Anticipada, tóxica nostalgia. Mientras más pasivos y agravios contra la nación, la sociedad y las personas acumula un gobernante, menos incentivos tiene de dejar el poder, porque ello marcará la hora de pagar por el inventario de pérdidas provocadas por una gestión extraviada. Y, mientras más se empecina ese gobernante en alejar la llegada del final y prolongar su mando por cualquier medio, más pesada se vuelve la carga de afrentas nacionales y más cerca estará de hacer reventar hasta la última costura de la cohesión y la gobernabilidad. El presidente López Obrador parecería empeñado en dar señales de encarrerarrse en esa endiablada dinámica, de la que México había permanecido ajeno desde la ruptura Cárdenas-Calles, en 1935. A un cortesano de Calles se le atribuye haberle conferido en un discurso el título de ‘jefe máximo de la Revolución’, con majestad sobre los presidentes de la pos revolución. Y es común escuchar de integrantes de la corte de Amlo una anticipada, tóxica nostalgia ante el final que se aproxima del periodo constitucional. Sólo que tal pesadumbre se ha ensamblado con los aprestos de dominio sobre los órganos, los procesos y los resultados electorales.

El olor de la sangre. Con la suerte del árbitro electoral autónomo pendiente de sucesivas decisiones de la Corte y del enigma del comportamiento de los nuevos consejeros del Instituto Nacional Electoral, designados por insaculación de una lista confeccionada, en su mayoría, por manos oficialistas, el presidente luce confiado en culminar uno de sus proyectos estelares de destrucción de los componentes más modernos del estado mexicano. El IFE/INE instauró, en efecto, un sistema electoral competitivo, confiable, garante de la voluntad ciudadana y de la alternancia efectiva de las fuerzas políticas en todos los cargos de elección. Pero además de la incertidumbre de su permanencia, el olor a la sangre emanada de un INE herido por las embestidas del Presidente y sus secuaces estimuló el apetito de las burocracias partidistas. Salieron a la caza del Tribunal Electoral —un tribunal constitucional— con el propósito de marcarle una estrecha vía de interpretación de la Constitución y las leyes y así neutralizar su capacidad de sancionar las conductas indebidas de los partidos. Anoche se aprontaba a decidir respecto de esta extravagante e impracticable idea la Comisión de Puntos Constitucionales de la Cámara de Diputados. Y todo puede pasar en esta especie de deshuesadero del Estado moderno iniciado y alentado desde palacio nacional.

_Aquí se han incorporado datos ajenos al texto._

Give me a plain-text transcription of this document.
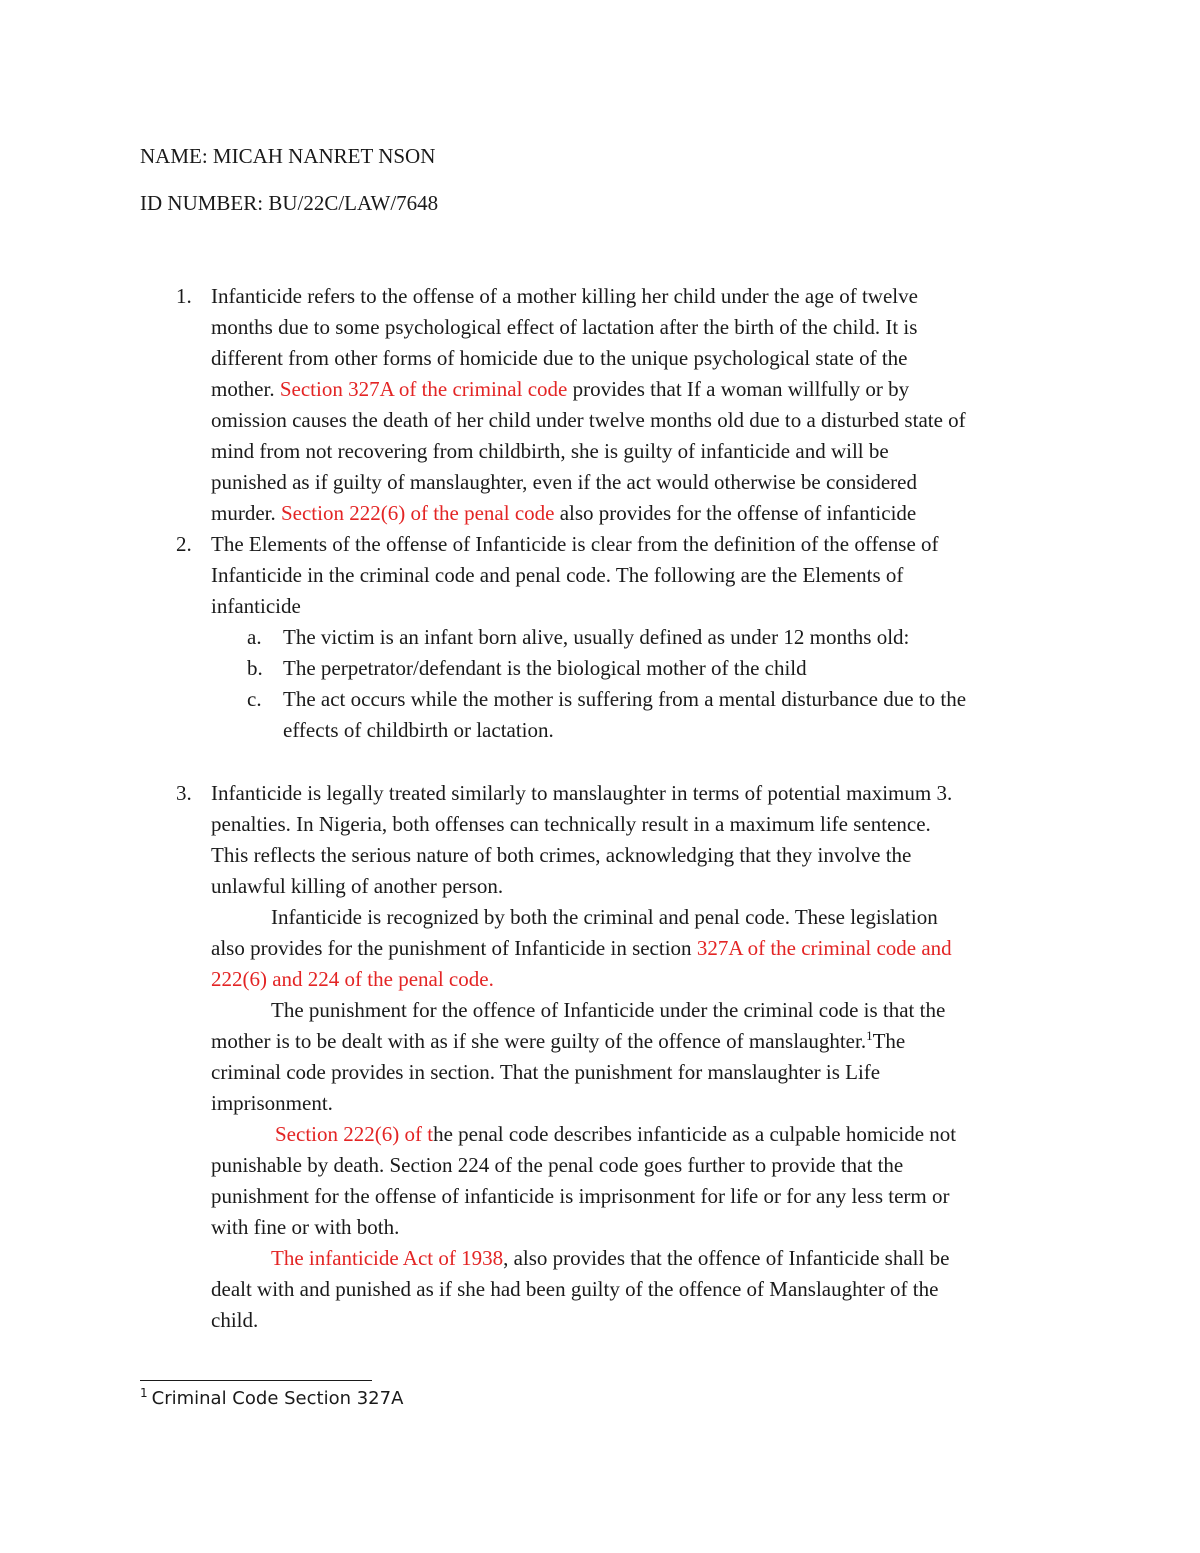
NAME: MICAH NANRET NSON

ID NUMBER: BU/22C/LAW/7648

1. Infanticide refers to the offense of a mother killing her child under the age of twelve

months due to some psychological effect of lactation after the birth of the child. It is

different from other forms of homicide due to the unique psychological state of the

mother. Section 327A of the criminal code provides that If a woman willfully or by

omission causes the death of her child under twelve months old due to a disturbed state of

mind from not recovering from childbirth, she is guilty of infanticide and will be

punished as if guilty of manslaughter, even if the act would otherwise be considered

murder. Section 222(6) of the penal code also provides for the offense of infanticide

2. The Elements of the offense of Infanticide is clear from the definition of the offense of

Infanticide in the criminal code and penal code. The following are the Elements of

infanticide

a. The victim is an infant born alive, usually defined as under 12 months old:

b. The perpetrator/defendant is the biological mother of the child

c. The act occurs while the mother is suffering from a mental disturbance due to the

effects of childbirth or lactation.

3. Infanticide is legally treated similarly to manslaughter in terms of potential maximum 3.

penalties. In Nigeria, both offenses can technically result in a maximum life sentence.

This reflects the serious nature of both crimes, acknowledging that they involve the

unlawful killing of another person.

Infanticide is recognized by both the criminal and penal code. These legislation

also provides for the punishment of Infanticide in section 327A of the criminal code and

222(6) and 224 of the penal code.

The punishment for the offence of Infanticide under the criminal code is that the

mother is to be dealt with as if she were guilty of the offence of manslaughter.$^1$The

criminal code provides in section. That the punishment for manslaughter is Life

imprisonment.

Section 222(6) of the penal code describes infanticide as a culpable homicide not

punishable by death. Section 224 of the penal code goes further to provide that the

punishment for the offense of infanticide is imprisonment for life or for any less term or

with fine or with both.

The infanticide Act of 1938, also provides that the offence of Infanticide shall be

dealt with and punished as if she had been guilty of the offence of Manslaughter of the

child.

$^1$ Criminal Code Section 327A
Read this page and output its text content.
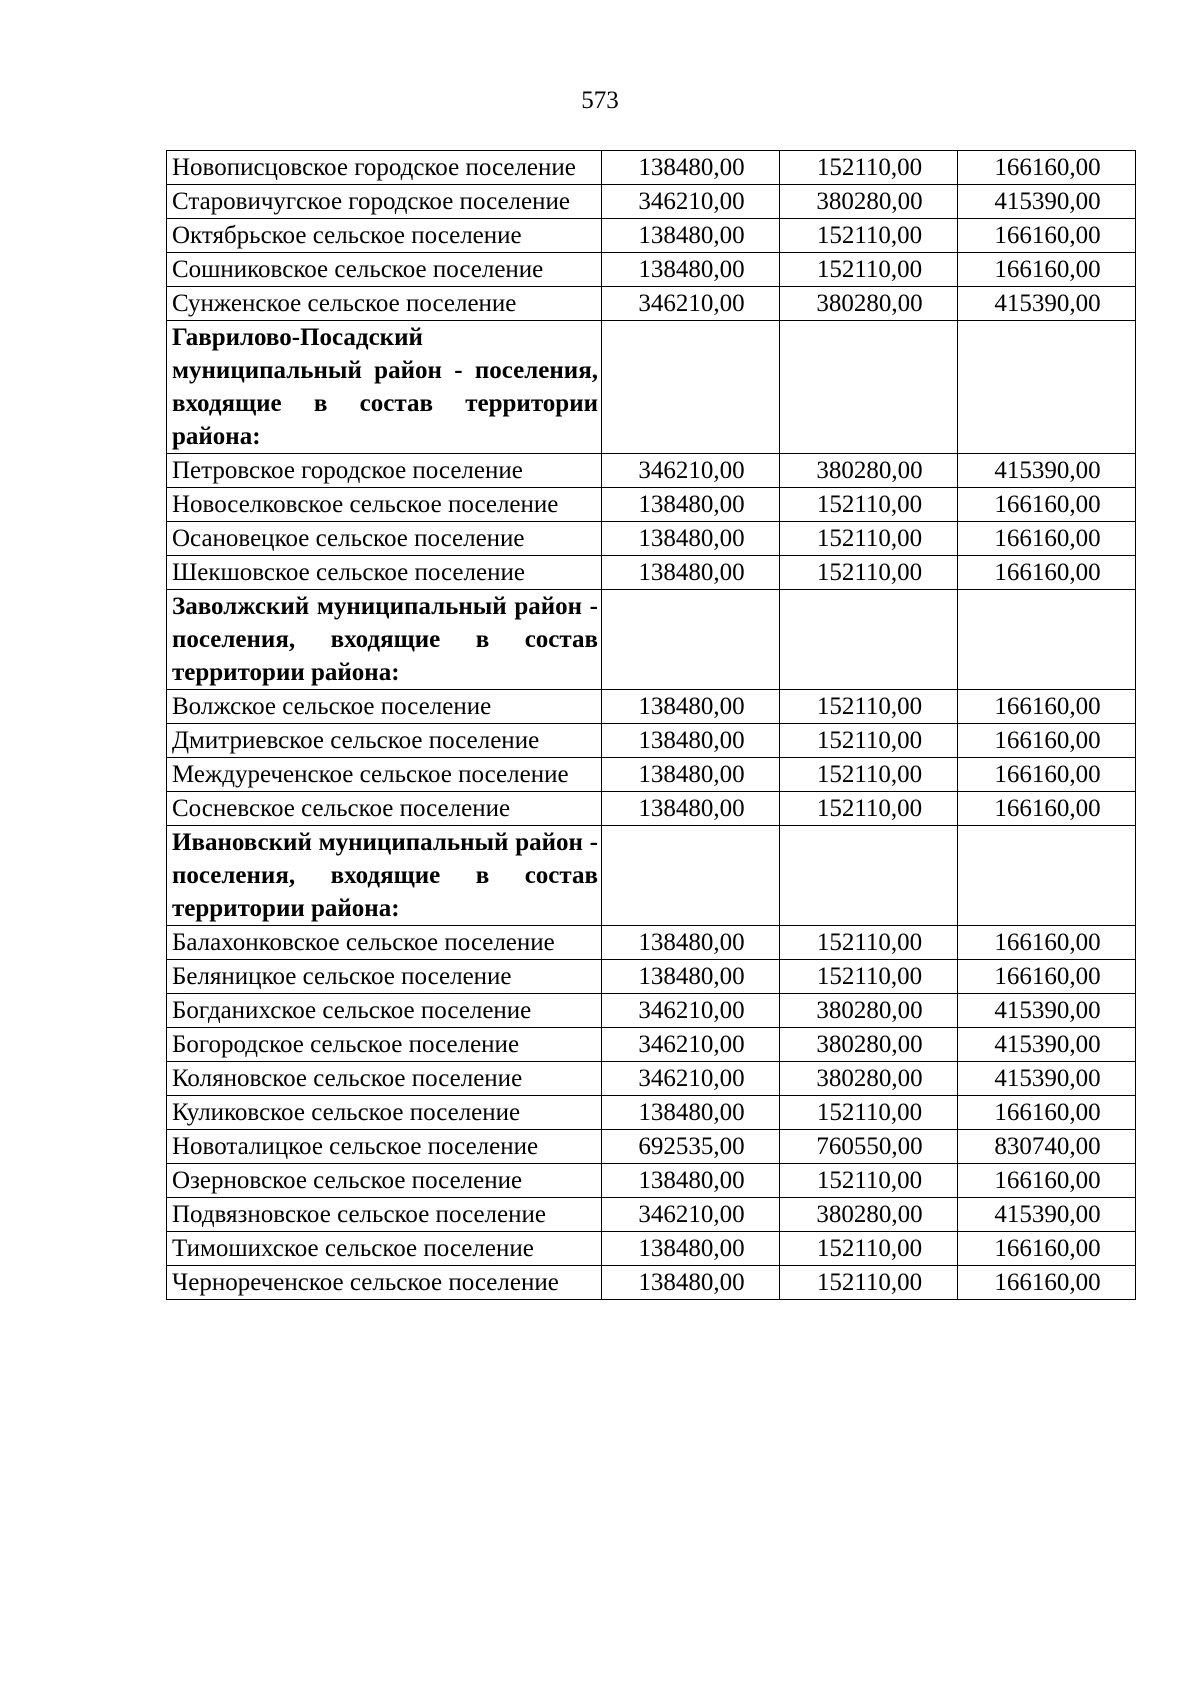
573
Новописцовское городское поселение	138480,00	152110,00	166160,00
Старовичугское городское поселение	346210,00	380280,00	415390,00
Октябрьское сельское поселение	138480,00	152110,00	166160,00
Сошниковское сельское поселение	138480,00	152110,00	166160,00
Сунженское сельское поселение	346210,00	380280,00	415390,00
Гаврилово-Посадский муниципальный район - поселения, входящие в состав территории района:			
Петровское городское поселение	346210,00	380280,00	415390,00
Новоселковское сельское поселение	138480,00	152110,00	166160,00
Осановецкое сельское поселение	138480,00	152110,00	166160,00
Шекшовское сельское поселение	138480,00	152110,00	166160,00
Заволжский муниципальный район - поселения, входящие в состав территории района:			
Волжское сельское поселение	138480,00	152110,00	166160,00
Дмитриевское сельское поселение	138480,00	152110,00	166160,00
Междуреченское сельское поселение	138480,00	152110,00	166160,00
Сосневское сельское поселение	138480,00	152110,00	166160,00
Ивановский муниципальный район - поселения, входящие в состав территории района:			
Балахонковское сельское поселение	138480,00	152110,00	166160,00
Беляницкое сельское поселение	138480,00	152110,00	166160,00
Богданихское сельское поселение	346210,00	380280,00	415390,00
Богородское сельское поселение	346210,00	380280,00	415390,00
Коляновское сельское поселение	346210,00	380280,00	415390,00
Куликовское сельское поселение	138480,00	152110,00	166160,00
Новоталицкое сельское поселение	692535,00	760550,00	830740,00
Озерновское сельское поселение	138480,00	152110,00	166160,00
Подвязновское сельское поселение	346210,00	380280,00	415390,00
Тимошихское сельское поселение	138480,00	152110,00	166160,00
Чернореченское сельское поселение	138480,00	152110,00	166160,00
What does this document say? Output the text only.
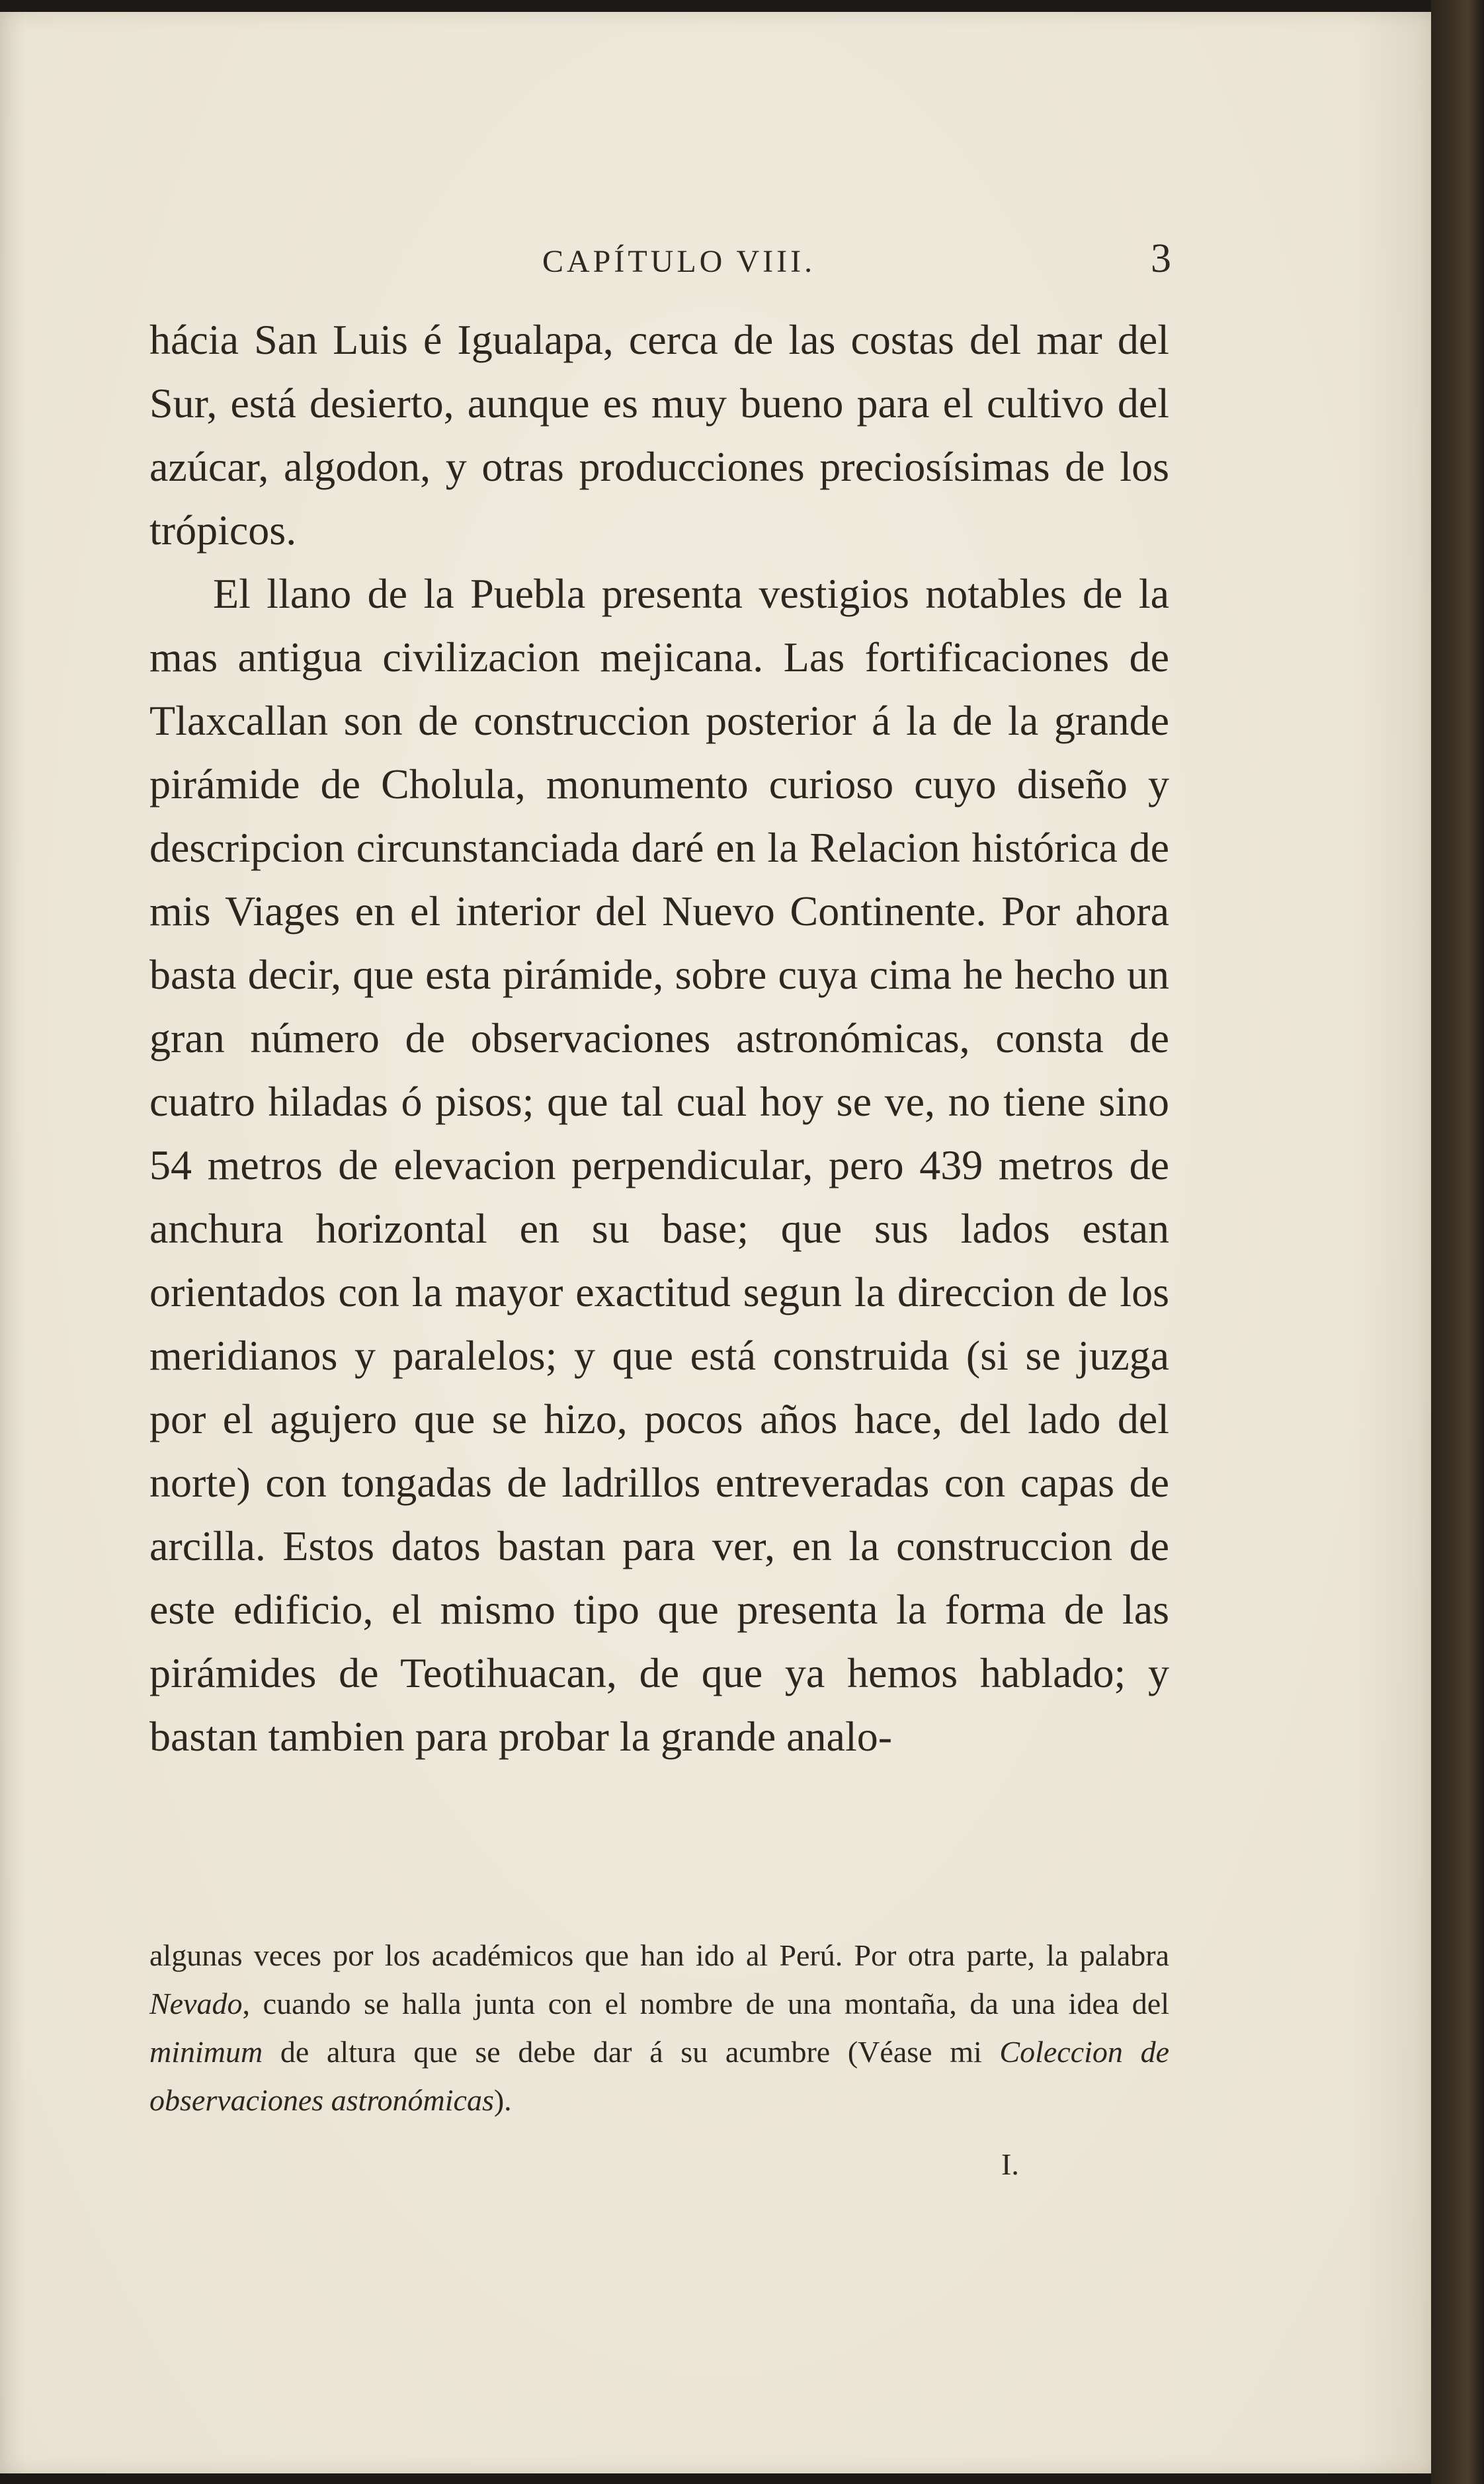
CAPÍTULO VIII.	3

hácia San Luis é Igualapa, cerca de las costas del mar del Sur, está desierto, aunque es muy bueno para el cultivo del azúcar, algodon, y otras producciones preciosísimas de los trópicos.

El llano de la Puebla presenta vestigios notables de la mas antigua civilizacion mejicana. Las fortificaciones de Tlaxcallan son de construccion posterior á la de la grande pirámide de Cholula, monumento curioso cuyo diseño y descripcion circunstanciada daré en la Relacion histórica de mis Viages en el interior del Nuevo Continente. Por ahora basta decir, que esta pirámide, sobre cuya cima he hecho un gran número de observaciones astronómicas, consta de cuatro hiladas ó pisos; que tal cual hoy se ve, no tiene sino 54 metros de elevacion perpendicular, pero 439 metros de anchura horizontal en su base; que sus lados estan orientados con la mayor exactitud segun la direccion de los meridianos y paralelos; y que está construida (si se juzga por el agujero que se hizo, pocos años hace, del lado del norte) con tongadas de ladrillos entreveradas con capas de arcilla. Estos datos bastan para ver, en la construccion de este edificio, el mismo tipo que presenta la forma de las pirámides de Teotihuacan, de que ya hemos hablado; y bastan tambien para probar la grande analo-

algunas veces por los académicos que han ido al Perú. Por otra parte, la palabra Nevado, cuando se halla junta con el nombre de una montaña, da una idea del minimum de altura que se debe dar á su acumbre (Véase mi Coleccion de observaciones astronómicas).
I.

Y mi palabra es la ley. El problema de desmantelar los espacios modernos del estado es que antes fueron barridos por la historia los asideros propios de la sociedad y el estado del pasado. Sin unos ni otros, sólo quedaría la voluntad de un solo hombre. Con otro problema: un tejido social, una clase media participativa, un entramado económico y una inserción en el mundo imposibles de someter a un régimen autocrático regido por la arbitrariedad y las decisiones discrecionales. Sin embargo, con su iniciativa de Semana Santa para arrasar con el entramado normativo institucional para el otorgamiento y revocación de concesiones, permisos, licencias y contratos del gobierno, el Presidente pondría en sus exclusivas manos estas decisiones sobre lo establecido en arbitrajes, sentencias judiciales internas o laudos internacionales. Viene aquí un nuevo frente de inseguridad jurídica, desconfianza, de litigio en foros y tribunales domésticos y externos. Es un paquete de reformas con la etiqueta “Mi palabra es la ley”. Y si en el plano político el modelo autocrático con pretensiones de perpetuidad nos pone en la ruta de la ruptura de la cohesión social y la ingobernabilidad, en el plano económico nos lleva al estancamiento interno y al aislamiento internacional.